“Kamu alanı” ile “özel alan” ayırımı; muhkem bir
kitaba göre değil, tarihi şartlara göre biçimlenen bir din ile siyasi iktidar
arasında geçen mücadele ve gerilimin ürünüdür. Roma, Kutsal Roma’ya dönüşünce
gerilim yerini nisbî uzlaşmaya bırakmıştır. Kilise siyasî bir kurum olarak
papalık tahtına sahiptir. Ruhban zümresi inananalar adına, siyasi iktidarla bir
yandan işbirliği, bir yandan çıkar mücadelesi halindedir… Batıda erk ayırımı problemi
ilkin din ile devlet iktidarı arasında gerçekleşmiştir; birbirinin alanını
ihlal eden iki erk vardır, yani “çift kılıç”... Yasama-yürütme-yargının
içerisinden kilisenin uzaklaştırılmasıyla kılıç teke inmiş; bu teklik içinde
erklerin tanzimi din kurumunun iktidar dışında kalmasını doğurmuştur. Kilise
ise konuşlandırıldığı yer itibariyle hayatın/şehrin dışındadır ve daima
uzaktan/yukarıdan müdahildir.
İnsanlığın
batı yakasının hikâyesi kısa künye ile geçiştirilecek bir macera değildir…
Bu macera bir
kısa künye haline getirilmiştir… Seçilmiş sahnelerle birbirine bağlanarak edilen
tarih şeması doğru olmayabilir ama insanlar bu şemayı
kutsallaştırmışlarsa bizim yapabileceğimiz bir şey yoktur… Büyük bir
entelektüel enkazı, basitleştirmede ve sadeleştirmede modern uygarlığın
mümessillerinin başarısı emsalsizdir. Üniversiteler bugünün mecburen “böyle”

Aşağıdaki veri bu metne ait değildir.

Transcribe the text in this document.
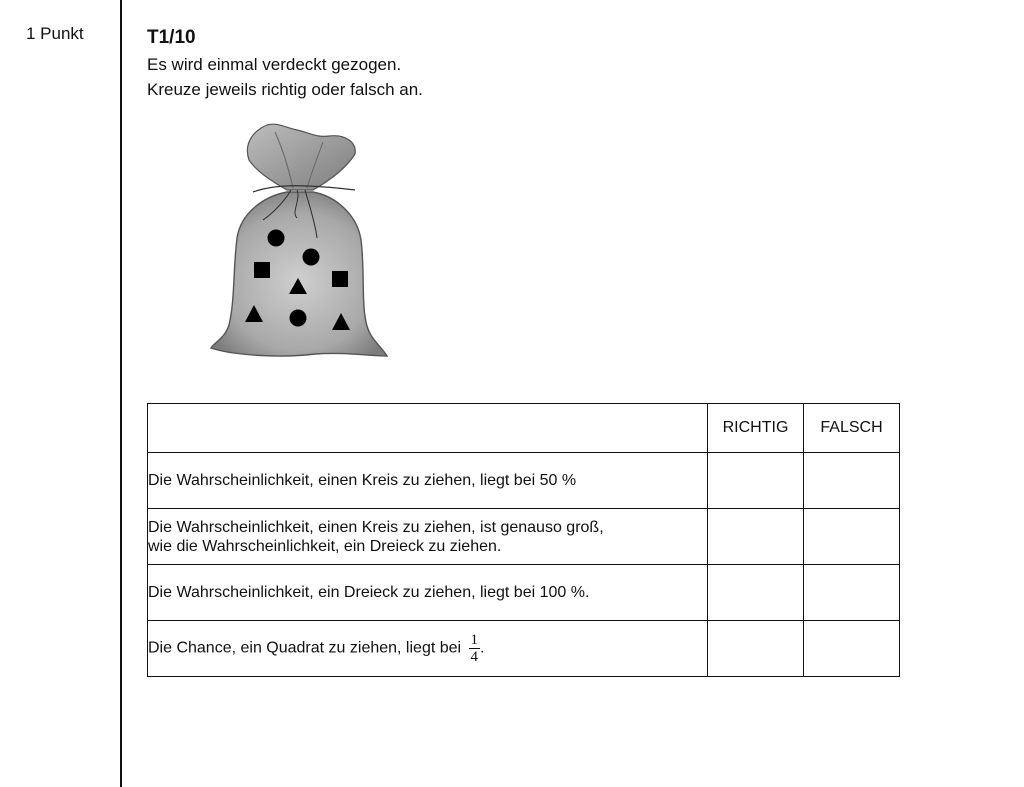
1 Punkt	T1/10
Es wird einmal verdeckt gezogen.
Kreuze jeweils richtig oder falsch an.
	RICHTIG	FALSCH
Die Wahrscheinlichkeit, einen Kreis zu ziehen, liegt bei 50 %		
Die Wahrscheinlichkeit, einen Kreis zu ziehen, ist genauso groß,
wie die Wahrscheinlichkeit, ein Dreieck zu ziehen.		
Die Wahrscheinlichkeit, ein Dreieck zu ziehen, liegt bei 100 %.		
Die Chance, ein Quadrat zu ziehen, liegt bei $\frac{1}{4}$ .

yaşanması gerektiğini öğretir; sonuçlanmış bir olayı tekrar tekrar başından
itibaren hatırlatarak muhakemeye imkân tanınmaz… Bugünden geriye doğru gitmek
gerekir, belki eşeğe ters binerek geçtiğimiz yolların ezberlendiği gibi
olmadığını anlayabiliriz. Böyle yürüyünce: laiklik, hristiyanlığa inanmadığı
anda bile batılıların, hristiyanî bir biçimde kapitalizmle –Roma ile olduğu
gibi- uyuşmasının biricik yolu olarak gözüküyor… Bu uyuşmayı sağlarken
demokrasi formu kullanılmıştır. Demokrasi formunun modern ruhu laikliktir;
laiklik kapitalizmin devletleşmiş garantörüdür. “laiklik” içi dışı, altı üstü
doldurulmuş, pozitif hukuk kuralı haline getirilmiştir.

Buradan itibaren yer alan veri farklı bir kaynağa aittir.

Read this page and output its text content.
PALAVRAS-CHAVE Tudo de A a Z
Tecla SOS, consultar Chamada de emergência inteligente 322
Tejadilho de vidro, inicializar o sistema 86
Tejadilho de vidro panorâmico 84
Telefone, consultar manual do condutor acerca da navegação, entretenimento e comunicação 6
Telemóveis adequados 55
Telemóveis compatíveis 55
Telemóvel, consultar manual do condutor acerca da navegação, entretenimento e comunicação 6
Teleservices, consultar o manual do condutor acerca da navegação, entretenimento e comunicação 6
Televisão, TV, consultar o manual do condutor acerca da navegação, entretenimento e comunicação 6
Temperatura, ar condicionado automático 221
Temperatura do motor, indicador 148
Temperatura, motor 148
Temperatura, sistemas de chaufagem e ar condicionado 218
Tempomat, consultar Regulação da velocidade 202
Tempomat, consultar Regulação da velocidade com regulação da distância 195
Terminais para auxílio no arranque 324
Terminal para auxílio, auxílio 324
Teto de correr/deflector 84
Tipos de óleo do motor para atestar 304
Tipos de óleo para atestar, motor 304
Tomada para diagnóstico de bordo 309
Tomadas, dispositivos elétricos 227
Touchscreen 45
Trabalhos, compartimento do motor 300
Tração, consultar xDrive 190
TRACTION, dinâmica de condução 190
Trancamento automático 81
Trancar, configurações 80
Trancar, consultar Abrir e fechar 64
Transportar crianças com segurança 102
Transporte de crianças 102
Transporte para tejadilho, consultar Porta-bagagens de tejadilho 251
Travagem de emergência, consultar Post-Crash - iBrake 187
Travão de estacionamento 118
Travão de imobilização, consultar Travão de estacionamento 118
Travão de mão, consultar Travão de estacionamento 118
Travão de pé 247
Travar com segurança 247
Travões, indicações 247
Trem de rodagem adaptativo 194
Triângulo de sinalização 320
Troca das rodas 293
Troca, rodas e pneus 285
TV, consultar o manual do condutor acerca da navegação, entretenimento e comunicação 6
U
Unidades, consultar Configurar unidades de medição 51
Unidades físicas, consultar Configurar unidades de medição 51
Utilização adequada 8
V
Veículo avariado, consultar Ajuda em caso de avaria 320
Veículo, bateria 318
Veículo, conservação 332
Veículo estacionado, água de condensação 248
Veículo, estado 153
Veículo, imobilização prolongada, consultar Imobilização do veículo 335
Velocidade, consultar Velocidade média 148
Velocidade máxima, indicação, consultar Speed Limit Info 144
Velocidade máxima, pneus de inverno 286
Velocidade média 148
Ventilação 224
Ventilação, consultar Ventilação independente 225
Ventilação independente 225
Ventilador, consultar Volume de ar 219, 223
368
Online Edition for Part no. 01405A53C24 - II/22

Endüstri Devrimi sonrasında “Kamu alanı” artı ürün için insanların
buluştuğu, yarıştığı “endüstriyel mera” gibidir… Alana değerlerinizle
girmenizde mahzur yoktur, tek şartı ise almak-satmak, alınmak-satılmak için
girmiş olmaktır… Batı, rant olarak sadeleştirdiği tabiatı hızla istismar
fırsatını fabrikayla; “tüketici” olarak sadeleştirdiği insanı/ötekileri ise
fabrikanın başka şubesince üretilen silahlarla yönetmeyi ve denetlemeyi
becermiştir… Laiklik, pazar yerlerinin dinlerini hristiyanîleştirmek için de
işe yaramıştır…
İnsanlığın
doğu yakası hikâyesizdir…
“Bizim buralar”da
tek tek hikâye boldur ama bunlar bağlantısız olduğu için; hepimizin hikâyesi
değildir. Yazılmadığı ve belki üzerine
düşünülmediği için renkli doğu macerası, adeta aktörlerinden bağımsız bir
surette sürmektedir… “Doğu” kısa künye değil, geçmişle ilgili söz söylemeye
bahane edilen bir karartıdır… Ağız dolusu “Doğu...” ile başlayan cümleler, çok
geniş bir coğrafya çizebilir. Bizim doğudan anladığımız şey, evvel emir biziz…
Marx’a
“Asya’nın bilinen bir tarihi yoktur!” dedirten, oryantalizmin sol kanadına
dinsizleştirilmiş bir Asya Tipi çiziktirmeye sevkeden de belki Hint ve Çin’in
değil, “bizim halimiz”dir. Onun mezhebinin izleyicileri, hâlâ dinsiz bakışa
devam etmektedirler… “Mülk Allahındır!” ilkesini mülkiyet sisteminin başına
yerleştiren bir sistemi dinsiz değerlendirmek, dinsizliğin değil cehaletin
ürünüdür. Müslümanlığı Weber’in baştansavma doğu tezleriyle tanıyan bu garip
yerli sosyalistler, henüz Kemal Tahir’in takıldığı yerden bir adım bu tarafa
gelememişlerdir. Marx’a ters düşmelerine rağmen, “La ilahe” diyerek batının
kutsallaştırılmış tarih şemasını reddediyorlar ama ol görüp de “İllallah” diyenleri
anlama yürekliliği gösteremiyorlar; çünkü “alışkanlıkları hayal güçlerinin
afyonu” olmuştur.
Batı’dan
alınan hiçbir kurum, değer, kanun vs. oralardaki işlevlerini yerine getirmediği
gibi, toplum ile devletin ilişkilerini korku ile çıkarcılık arasına
yerleştirmiştir. Din ile devleti ve din
ile milleti organik bir terkip sayarak hayatını tanzim eden toplumlarda/bizde
laikliğin batıdaki zeminini aramak beyhudedir. Çünkü böyle bir toplumda,
devletin topluma gücünü hissettirdiği “kamu alanı” diye bir ortam söz konusu
edilemez… Din hayatın/şehrin içindedir; ruhban sınıfı iktidar ortağı değildir… Müslümanlık,
tarihin biriktirdiği bir kar kürtüğü değildir; muhkem bir kitaba bağlıdır ama
bu tarihsiz olmamızı gerektirmez. Wallerstein, Osmanlı Tarihi araştırmalarından
çok şey öğrendiğini söyler ama “Bunlar nereye bağlanır?” diye de sorar…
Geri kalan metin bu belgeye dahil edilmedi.